As an example, fibre is increasingly being used in upstream exploration and production where land-based rigs are often moved, the ability to quickly change and reconfigure fibre cables can save considerable time and costs. Also, since offshore rigs can’t afford the time and cost of helicoptering in a fibre technician every time a cable requires servicing or replacement, quick-connect/disconnect connectors save on both service and downtime.

Another situation that often requires addressing is the need to make frequent changes to fibre cable configurations or service/replace cable when equipment is damaged. The use of pre-terminated fibre cable connectors that can quickly and easily be plugged in or unplugged can be very useful in both facilitating installation and avoiding prolonged service downtime.

Avoiding explosive hazards

In both offshore and land-based natural gas and oil rigs, multi-channel high-speed fiber optic cable is required to control automation as well as monitor equipment status and communicate predictive notifications when components are in danger of failing. Such capabilities create enormous cost savings by avoiding extended downtime due to catastrophic equipment failures.

Because these hazardous locations include sites with potentially explosive atmospheres, the risk of a catastrophic event should be taken into consideration. According to organisations that establish international safety requirements, the potential for fiber optics to cause ignition of explosive atmospheres presents a real hazard.

In some cases the explosion of flammable materials causes expensive downtime and the repair and/or replacement of equipment; in others the downtime and other costs – including human lives – can be colossal.

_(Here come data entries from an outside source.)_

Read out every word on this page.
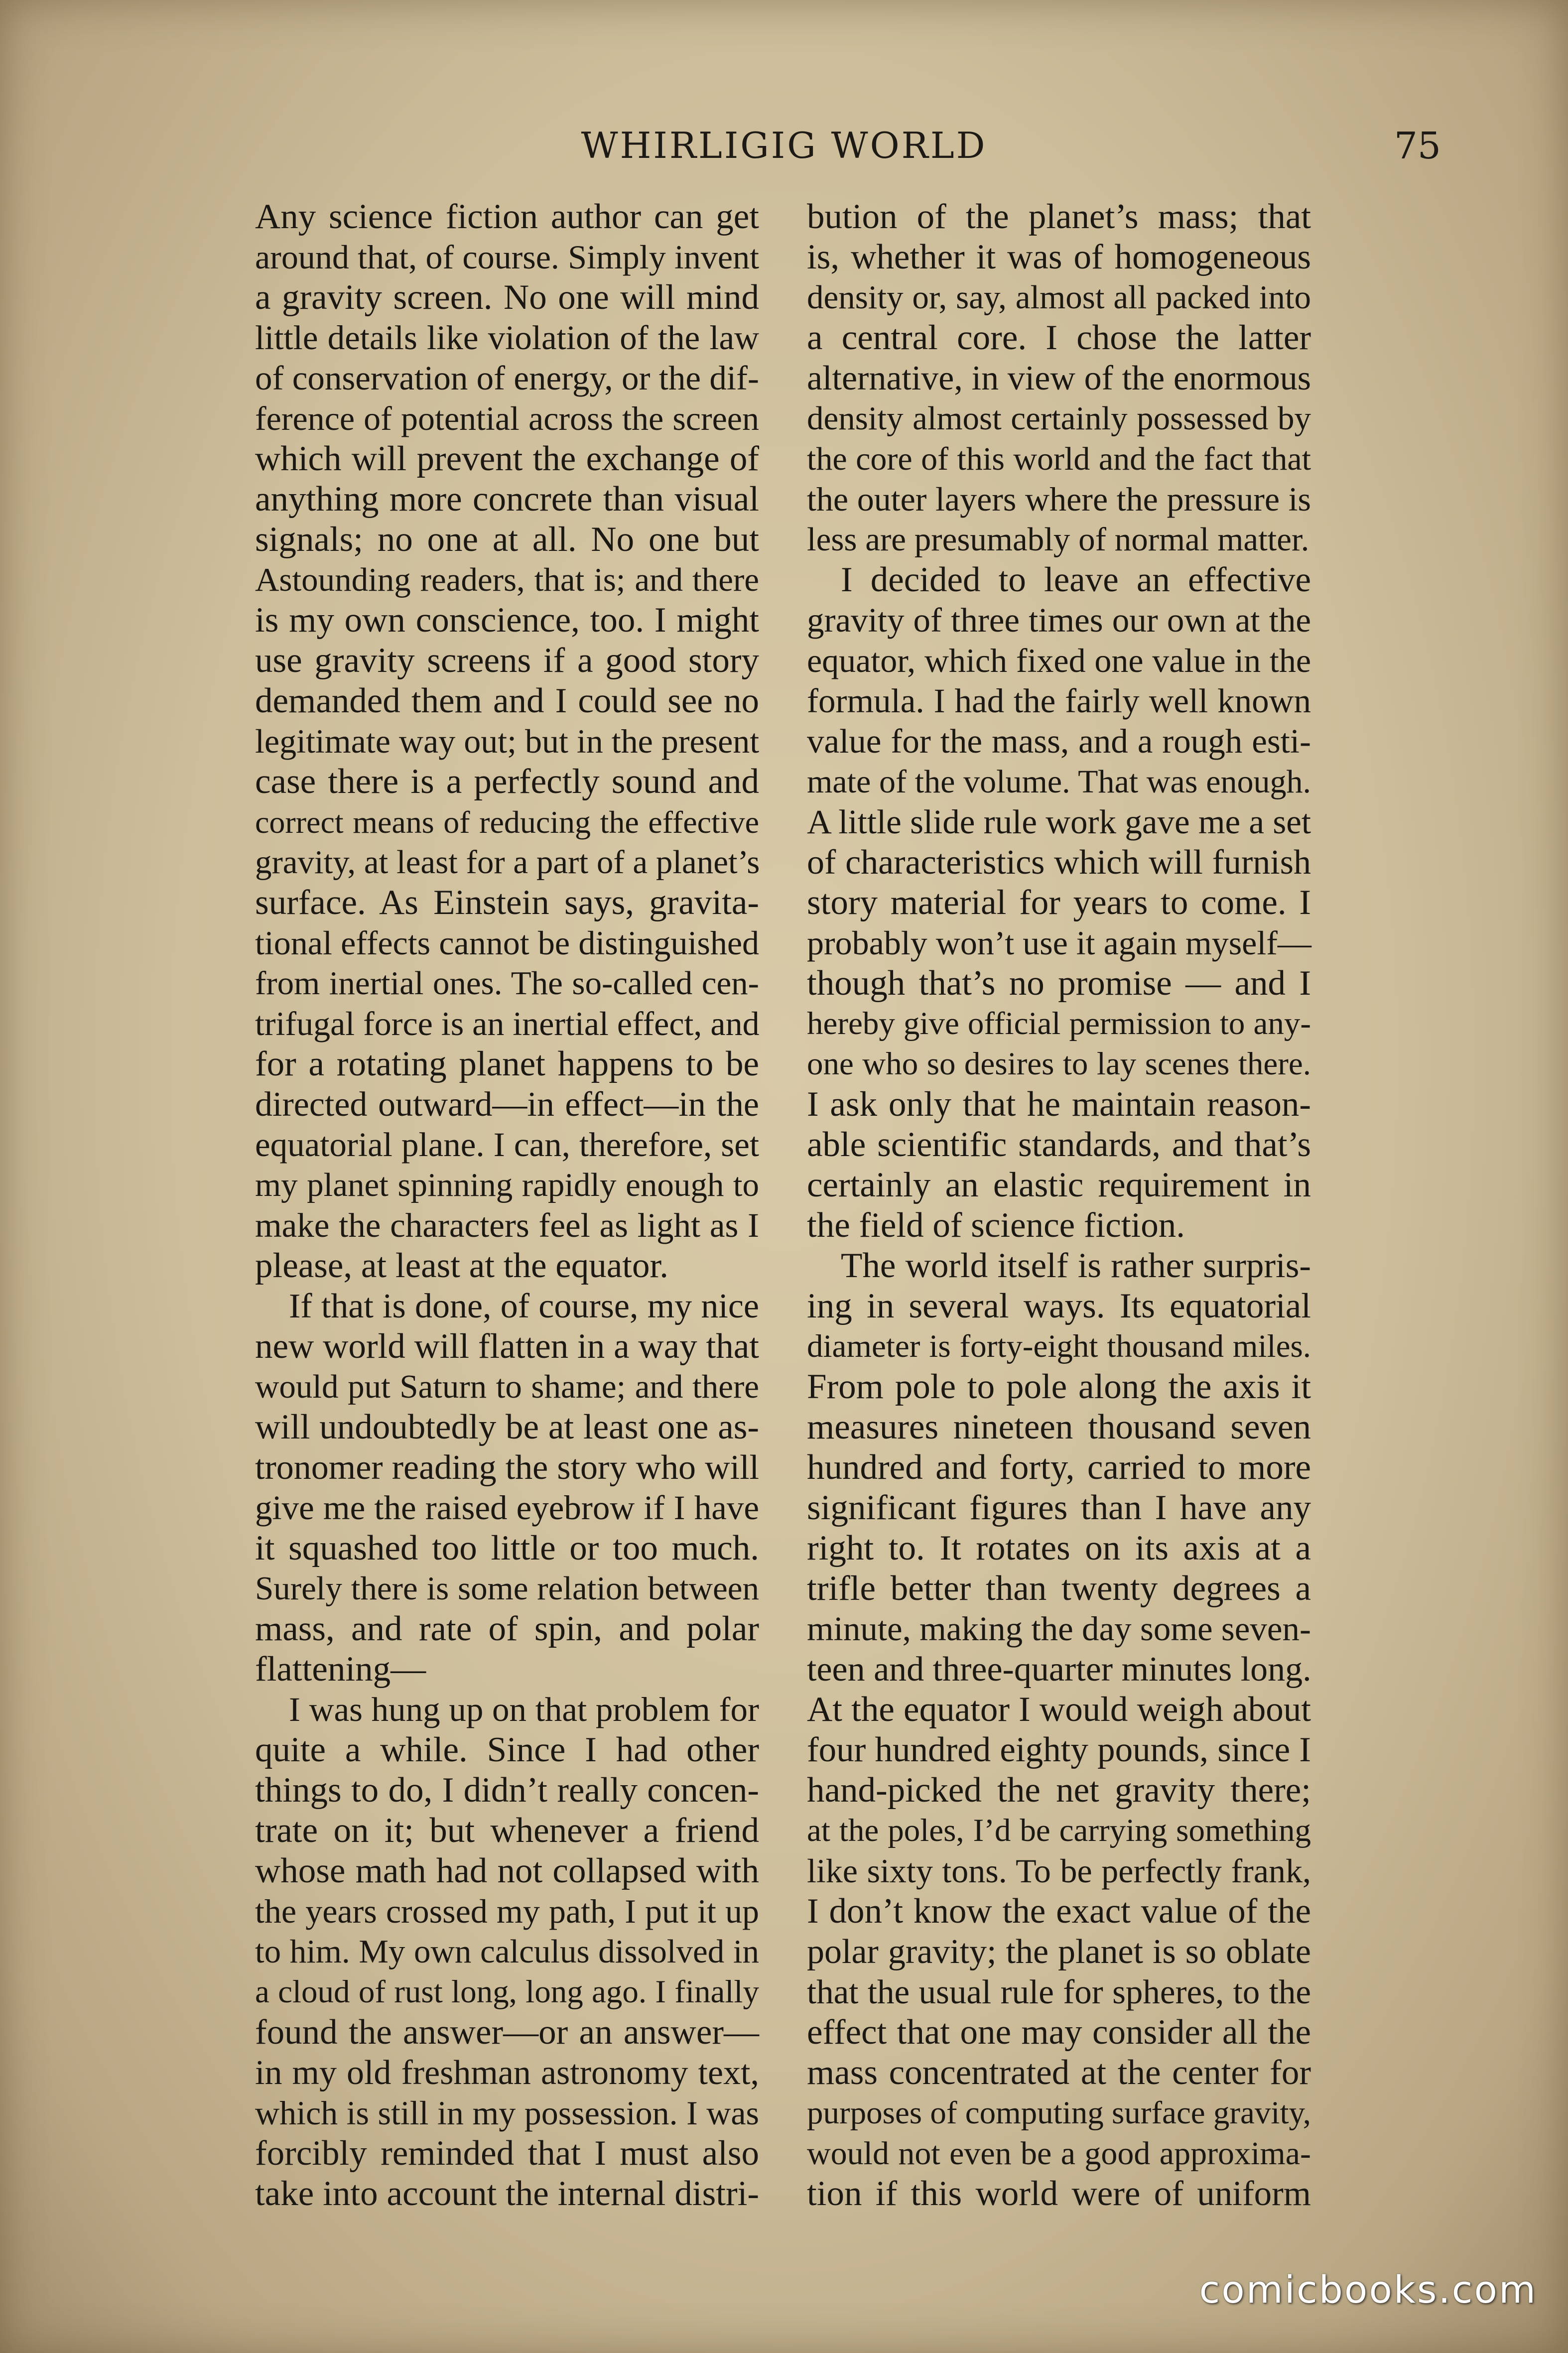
WHIRLIGIG WORLD	75
Any science fiction author can get
around that, of course. Simply invent
a gravity screen. No one will mind
little details like violation of the law
of conservation of energy, or the dif-
ference of potential across the screen
which will prevent the exchange of
anything more concrete than visual
signals; no one at all. No one but
Astounding readers, that is; and there
is my own conscience, too. I might
use gravity screens if a good story
demanded them and I could see no
legitimate way out; but in the present
case there is a perfectly sound and
correct means of reducing the effective
gravity, at least for a part of a planet’s
surface. As Einstein says, gravita-
tional effects cannot be distinguished
from inertial ones. The so-called cen-
trifugal force is an inertial effect, and
for a rotating planet happens to be
directed outward—in effect—in the
equatorial plane. I can, therefore, set
my planet spinning rapidly enough to
make the characters feel as light as I
please, at least at the equator.
If that is done, of course, my nice
new world will flatten in a way that
would put Saturn to shame; and there
will undoubtedly be at least one as-
tronomer reading the story who will
give me the raised eyebrow if I have
it squashed too little or too much.
Surely there is some relation between
mass, and rate of spin, and polar
flattening—
I was hung up on that problem for
quite a while. Since I had other
things to do, I didn’t really concen-
trate on it; but whenever a friend
whose math had not collapsed with
the years crossed my path, I put it up
to him. My own calculus dissolved in
a cloud of rust long, long ago. I finally
found the answer—or an answer—
in my old freshman astronomy text,
which is still in my possession. I was
forcibly reminded that I must also
take into account the internal distri-
bution of the planet’s mass; that
is, whether it was of homogeneous
density or, say, almost all packed into
a central core. I chose the latter
alternative, in view of the enormous
density almost certainly possessed by
the core of this world and the fact that
the outer layers where the pressure is
less are presumably of normal matter.
I decided to leave an effective
gravity of three times our own at the
equator, which fixed one value in the
formula. I had the fairly well known
value for the mass, and a rough esti-
mate of the volume. That was enough.
A little slide rule work gave me a set
of characteristics which will furnish
story material for years to come. I
probably won’t use it again myself—
though that’s no promise — and I
hereby give official permission to any-
one who so desires to lay scenes there.
I ask only that he maintain reason-
able scientific standards, and that’s
certainly an elastic requirement in
the field of science fiction.
The world itself is rather surpris-
ing in several ways. Its equatorial
diameter is forty-eight thousand miles.
From pole to pole along the axis it
measures nineteen thousand seven
hundred and forty, carried to more
significant figures than I have any
right to. It rotates on its axis at a
trifle better than twenty degrees a
minute, making the day some seven-
teen and three-quarter minutes long.
At the equator I would weigh about
four hundred eighty pounds, since I
hand-picked the net gravity there;
at the poles, I’d be carrying something
like sixty tons. To be perfectly frank,
I don’t know the exact value of the
polar gravity; the planet is so oblate
that the usual rule for spheres, to the
effect that one may consider all the
mass concentrated at the center for
purposes of computing surface gravity,
would not even be a good approxima-
tion if this world were of uniform
comicbooks.com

The cost of a deepwater oil rig today averages around $350 million, and the stoppage of well production can range upward to $375,000 daily.

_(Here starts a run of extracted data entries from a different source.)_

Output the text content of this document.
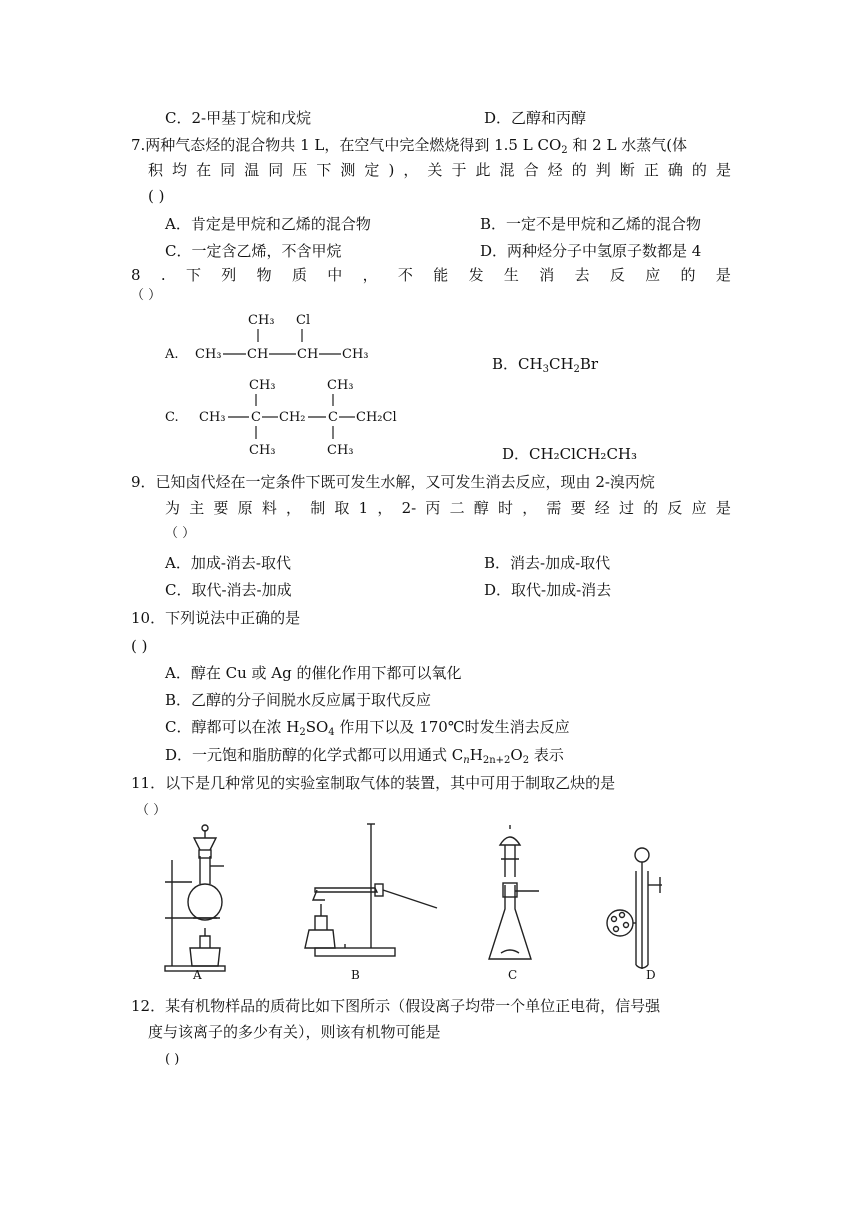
C．2-甲基丁烷和戊烷	D．乙醇和丙醇
7.两种气态烃的混合物共 1 L，在空气中完全燃烧得到 1.5 L $CO_2$ 和 2 L 水蒸气(体
积 均 在 同 温 同 压 下 测 定 ) ， 关 于 此 混 合 烃 的 判 断 正 确 的 是
( )
A．肯定是甲烷和乙烯的混合物	B．一定不是甲烷和乙烯的混合物
C．一定含乙烯，不含甲烷	D．两种烃分子中氢原子数都是 4
8 . 下 列 物 质 中 ， 不 能 发 生 消 去 反 应 的 是
（ ）
A. CH₃ CH CH CH₃
CH₃ Cl
B．$CH_3CH_2Br$
C. CH₃ C CH₂ C CH₂Cl
CH₃
CH₃
CH₃
CH₃	D．CH₂ClCH₂CH₃
9．已知卤代烃在一定条件下既可发生水解，又可发生消去反应，现由 2-溴丙烷
为 主 要 原 料 ， 制 取 1 ， 2- 丙 二 醇 时 ， 需 要 经 过 的 反 应 是
（ ）
A．加成-消去-取代	B．消去-加成-取代
C．取代-消去-加成	D．取代-加成-消去
10．下列说法中正确的是
( )
A．醇在 Cu 或 Ag 的催化作用下都可以氧化
B．乙醇的分子间脱水反应属于取代反应
C．醇都可以在浓 $H_2SO_4$ 作用下以及 170℃时发生消去反应
D．一元饱和脂肪醇的化学式都可以用通式 $C_nH_{2n+2}O_2$ 表示
11．以下是几种常见的实验室制取气体的装置，其中可用于制取乙炔的是
（ ）
A	B	C	D
12．某有机物样品的质荷比如下图所示（假设离子均带一个单位正电荷，信号强
度与该离子的多少有关），则该有机物可能是
( )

Because the hazards of explosive atmospheres are a global concern, ATEX (Atmosphere Explosibles) and the IECEx (International Electrotechnical Commission) have issued special “directives” to establish minimum requirements for improving the health and safety of workers potentially at risk from explosive atmospheres. The potential for these standards to be more widely adopted in the future is also likely.

Identifying risks

IECEx has determined that the primary risk of running fibre optic cabling in explosive or potentially-explosive atmospheres is related to the cable connectors, the recepticals that couple fiber optic cable to an enclosure. These are described as potential ignition sources under certain conditions, or “Zones,” as determmined by ATEX.

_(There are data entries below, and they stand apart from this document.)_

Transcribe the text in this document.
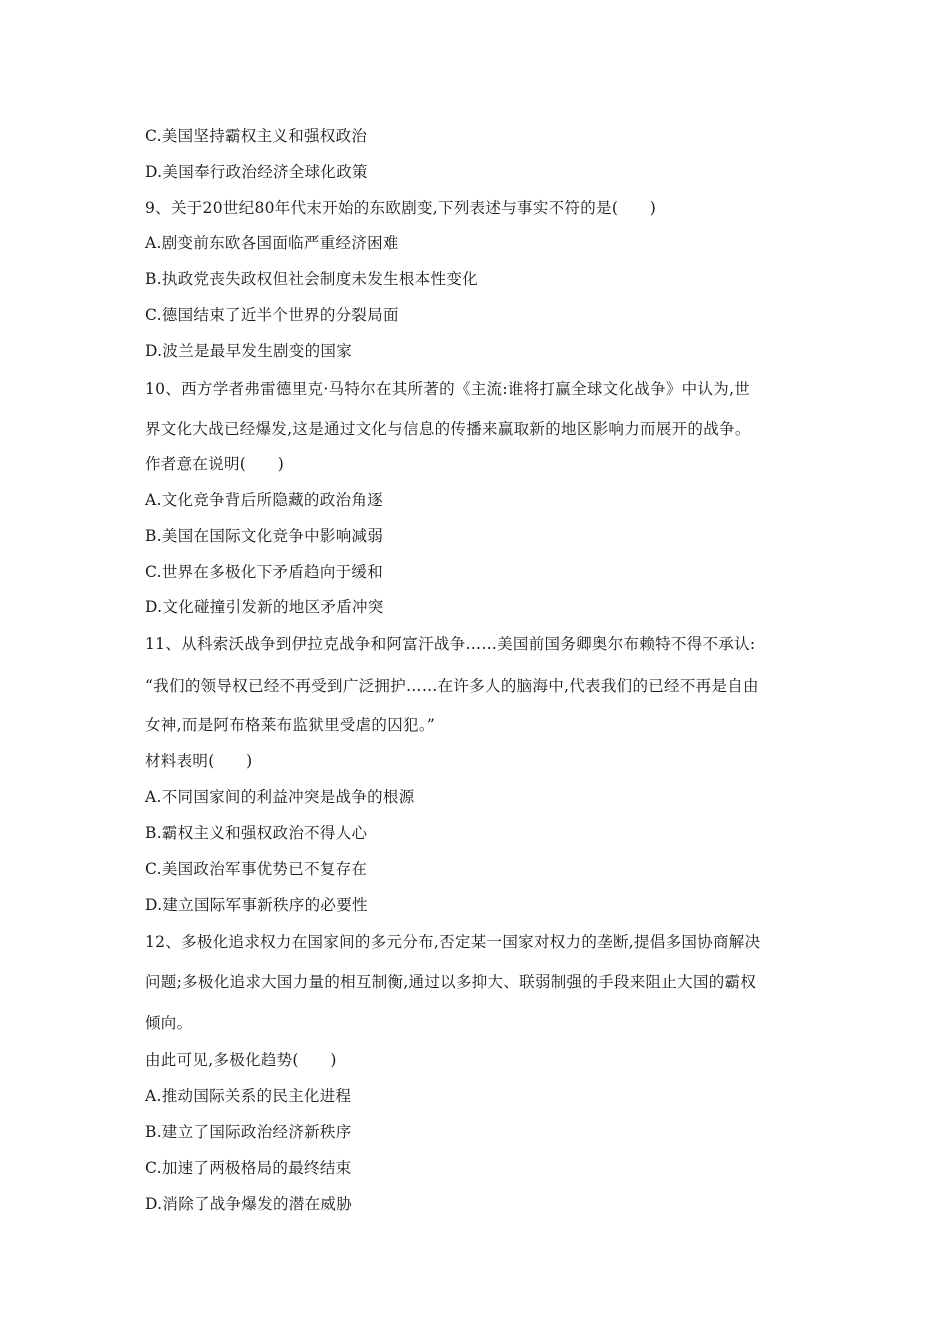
C.美国坚持霸权主义和强权政治
D.美国奉行政治经济全球化政策
9、关于20世纪80年代末开始的东欧剧变,下列表述与事实不符的是(　　)
A.剧变前东欧各国面临严重经济困难
B.执政党丧失政权但社会制度未发生根本性变化
C.德国结束了近半个世界的分裂局面
D.波兰是最早发生剧变的国家
10、西方学者弗雷德里克·马特尔在其所著的《主流:谁将打赢全球文化战争》中认为,世
界文化大战已经爆发,这是通过文化与信息的传播来赢取新的地区影响力而展开的战争。
作者意在说明(　　)
A.文化竞争背后所隐藏的政治角逐
B.美国在国际文化竞争中影响减弱
C.世界在多极化下矛盾趋向于缓和
D.文化碰撞引发新的地区矛盾冲突
11、从科索沃战争到伊拉克战争和阿富汗战争……美国前国务卿奥尔布赖特不得不承认:
“我们的领导权已经不再受到广泛拥护……在许多人的脑海中,代表我们的已经不再是自由
女神,而是阿布格莱布监狱里受虐的囚犯。”
材料表明(　　)
A.不同国家间的利益冲突是战争的根源
B.霸权主义和强权政治不得人心
C.美国政治军事优势已不复存在
D.建立国际军事新秩序的必要性
12、多极化追求权力在国家间的多元分布,否定某一国家对权力的垄断,提倡多国协商解决
问题;多极化追求大国力量的相互制衡,通过以多抑大、联弱制强的手段来阻止大国的霸权
倾向。
由此可见,多极化趋势(　　)
A.推动国际关系的民主化进程
B.建立了国际政治经济新秩序
C.加速了两极格局的最终结束
D.消除了战争爆发的潜在威胁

“The primary ATEX zones where fiber optic connectors should be certified as safe are Zone 1 and Zone 2,” says Phillip Hoyle, an expert in fibre optics and product development specialist with Optical Cable Corporation (OCC). “Zone 1 is defined as a place in which an explosive atmosphere is likely to occur in normal operation. Zone 2 applies to locations where an  explosion is less likely to occur in normal operation, but if it does occur, will persist for a short period only.”

Hoyle adds that there is actually an enormous number of users that should be using certified connectors in potentially explosive atmospheres. Yet, there is a lack of available certified fiber connector solutions, particularly with high-count multi-channel options that facilitate the bandwidth that is required.

As an example, OCC recently developed the EZ-Mate Ex line of quick connectors,which provides up to 24 fibre connections in a single connector and has hazardous location protection for Zones 1 and 2.

“Having a certified fibre connectors installed in a hazardous area not only speeds up the certification process, but can also reduce time to market along with reduced testing and certification costs for the customer,” he explains.